Add garden beauty all summer
Roses have long been Americans’ favorite landscape plant, but many of these lovely flowers require a lot of work to keep the plants disease and insect free. All that has changed with incredible breeding breakthroughs in shrub and landscape roses.
These are strong performing plants that work hard with minimal care even in the dead of summer, when landscape duties are the last thing on your mind. A spring trim, an annual application of fertilizer and a good soaking when the weather is dry are all the maintenance duties needed for these stunning bloomers.
These roses are readily available in containers at garden centers and can be planted any time. They also can be used in containers during the summer. At the end of the season, transplant the roses to the ground for enjoyment in the landscape next year.
Planting and growing landscape roses
Here are some tips for growing these terrific landscape roses in your garden.
- Roses do best in full sun (six or more hours of sun a day), in well-drained, organically rich soil. Some tolerate part sun (four hours of sun a day), so read the tag that comes with the plant for more guidance.
- Roses do best when planted in a well-prepared site. Dig the hole about two times wider that your plant’s root ball, but about the same height.
- Into the soil dug from the hole, add several shovelsful of compost, rotted manure, peat humus or other organic matter.
- Remove the rose from its nursery pot and set the plant in the hole. Set the plant so that it will be about the same depth in the soil as it was in the pot. It’s better to plant it a little high than too deep. Back fill with the amended soil from the hole.
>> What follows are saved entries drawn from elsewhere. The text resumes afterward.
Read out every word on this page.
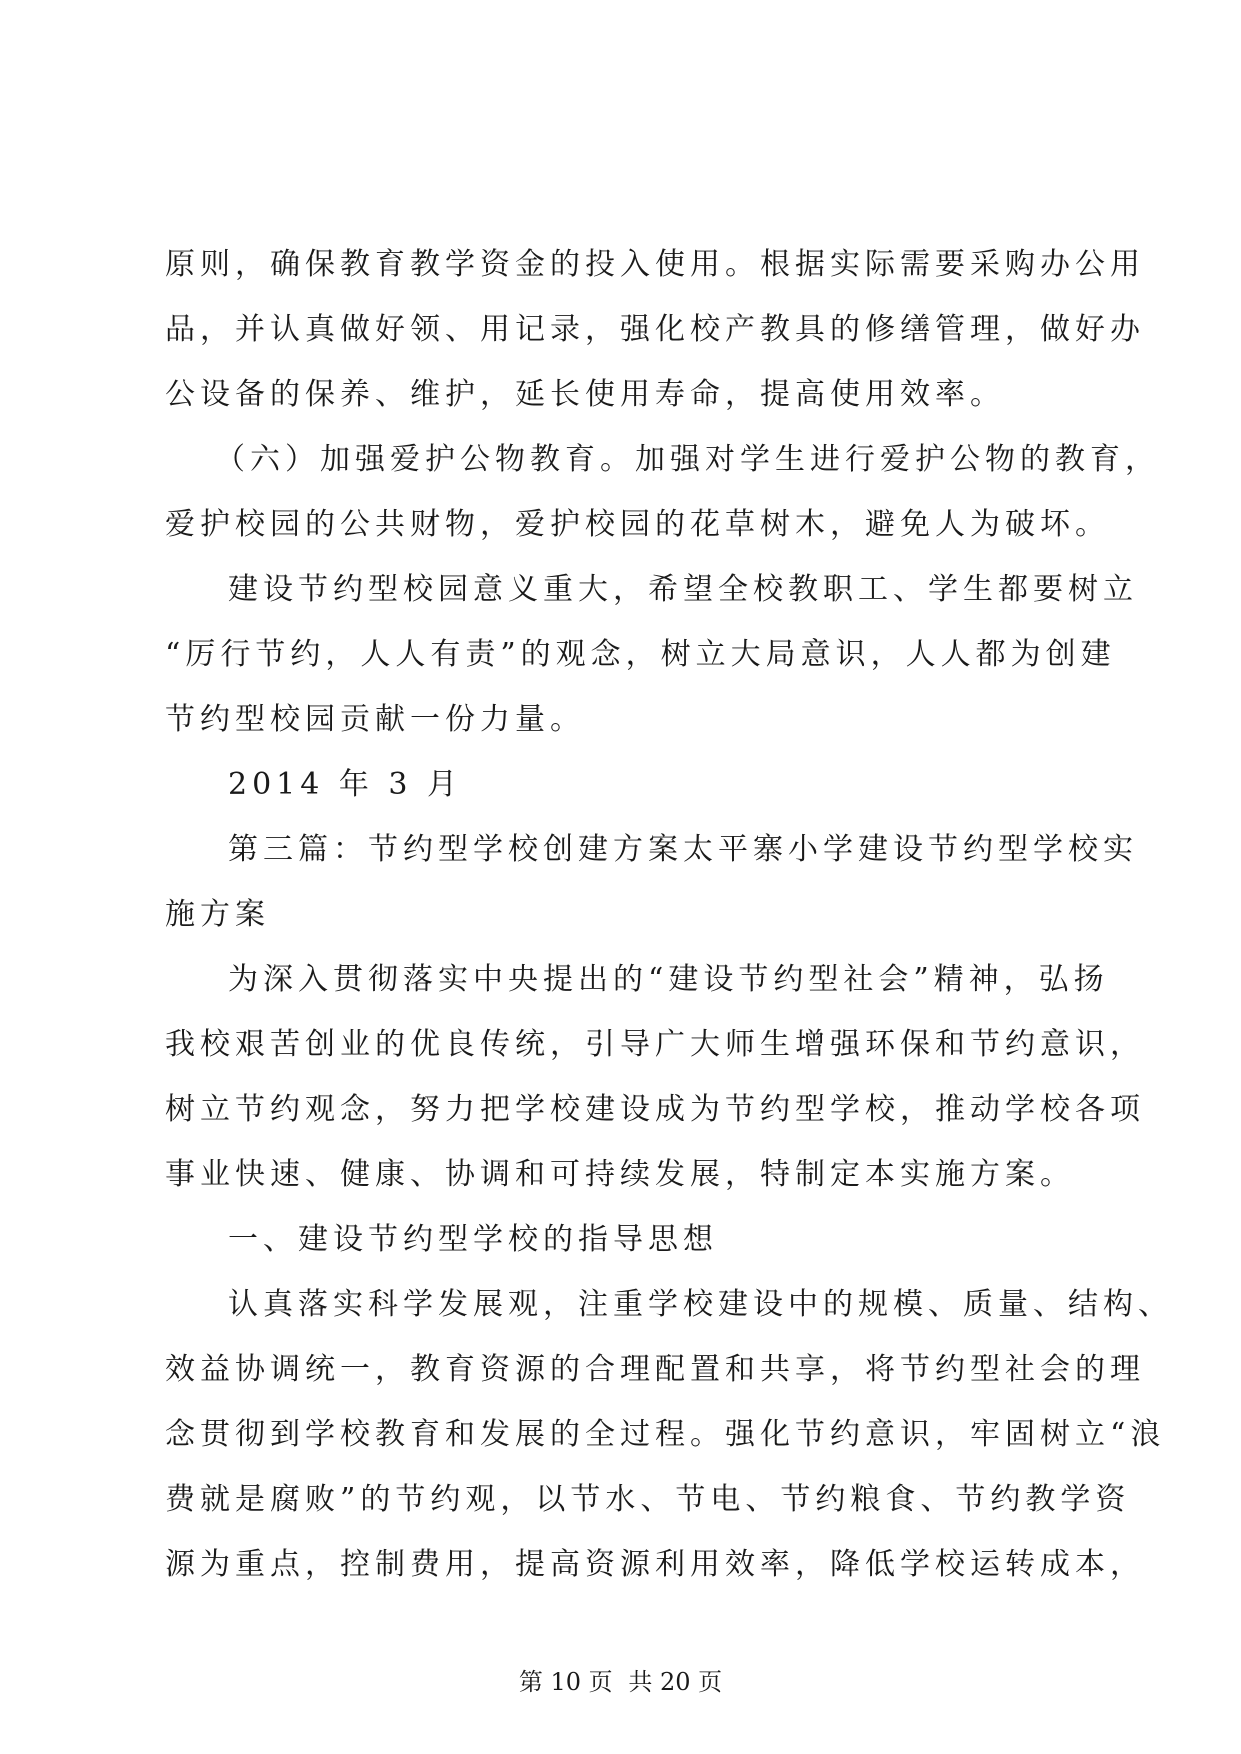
原则，确保教育教学资金的投入使用。根据实际需要采购办公用
品，并认真做好领、用记录，强化校产教具的修缮管理，做好办
公设备的保养、维护，延长使用寿命，提高使用效率。
（六）加强爱护公物教育。加强对学生进行爱护公物的教育，
爱护校园的公共财物，爱护校园的花草树木，避免人为破坏。
建设节约型校园意义重大，希望全校教职工、学生都要树立
“厉行节约，人人有责”的观念，树立大局意识，人人都为创建
节约型校园贡献一份力量。
2014 年 3 月
第三篇：节约型学校创建方案太平寨小学建设节约型学校实
施方案
为深入贯彻落实中央提出的“建设节约型社会”精神，弘扬
我校艰苦创业的优良传统，引导广大师生增强环保和节约意识，
树立节约观念，努力把学校建设成为节约型学校，推动学校各项
事业快速、健康、协调和可持续发展，特制定本实施方案。
一、建设节约型学校的指导思想
认真落实科学发展观，注重学校建设中的规模、质量、结构、
效益协调统一，教育资源的合理配置和共享，将节约型社会的理
念贯彻到学校教育和发展的全过程。强化节约意识，牢固树立“浪
费就是腐败”的节约观，以节水、节电、节约粮食、节约教学资
源为重点，控制费用，提高资源利用效率，降低学校运转成本，
第 10 页 共 20 页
- Apply a slow-release rose fertilizer on the soil around the base of the plant. Read and follow label directions.
- Water well.
- Apply about 2 inches of mulch around the plant, keeping the mulch 2 or 3 inches away from the base of the rose.
- One way to ensure continuous blooms is to make sure the rose is watered when it gets dry. Water when the top inch of soil feels dry to the touch.
- Pruning during the growing season usually isn’t necessary, nor is removing the spent flowers (called deadheading). In early spring, cut back the plant to one-half its size.
- Fertilize with a slow-release product made for roses when you cut it back in spring. A second application in midsummer is optional. Read and follow the label directions.
- These roses are extremely cold hardy and do not normally require extra mulch or other protection during the winter.
- Almost all of these improved landscape or shrub roses are extremely disease and insect resistant, which means they usually do not require maintenance spraying for these pests.
Low maintenance roses for your garden
Here is a selection of three award-winning, low-maintenance roses:
- Knockout™ blooms all summer, has lovely reddish foliage, doesn’t require deadheading and, in winter, displays showy rose hips, a berrylike fruit. An All-America Rose Selection winner, Knockout is slightly fragrant and comes in red, pink and blush. The plant gets 3 to 4 feet tall and wide. The branches can be cut for indoor arrangements.
- Flower Carpet™ roses were one of the first roses marketed as groundcovers. These all-summer bloomers get 18 to 24 inches tall and wide and come in red, white, yellow, pink, apple blossom and coral. Several of these have dense clusters of semi-double flowers. Most can be cut for indoor arrangements. This is the top-selling landscape rose in the country.
- The Lady Elsie May™ rose has a coral, semi-double, slightly fragrant flower on a shrub that gets about 3 feet tall and wide. Another All-America Rose Selection winner, the stems are long enough for cutting for indoor arrangements.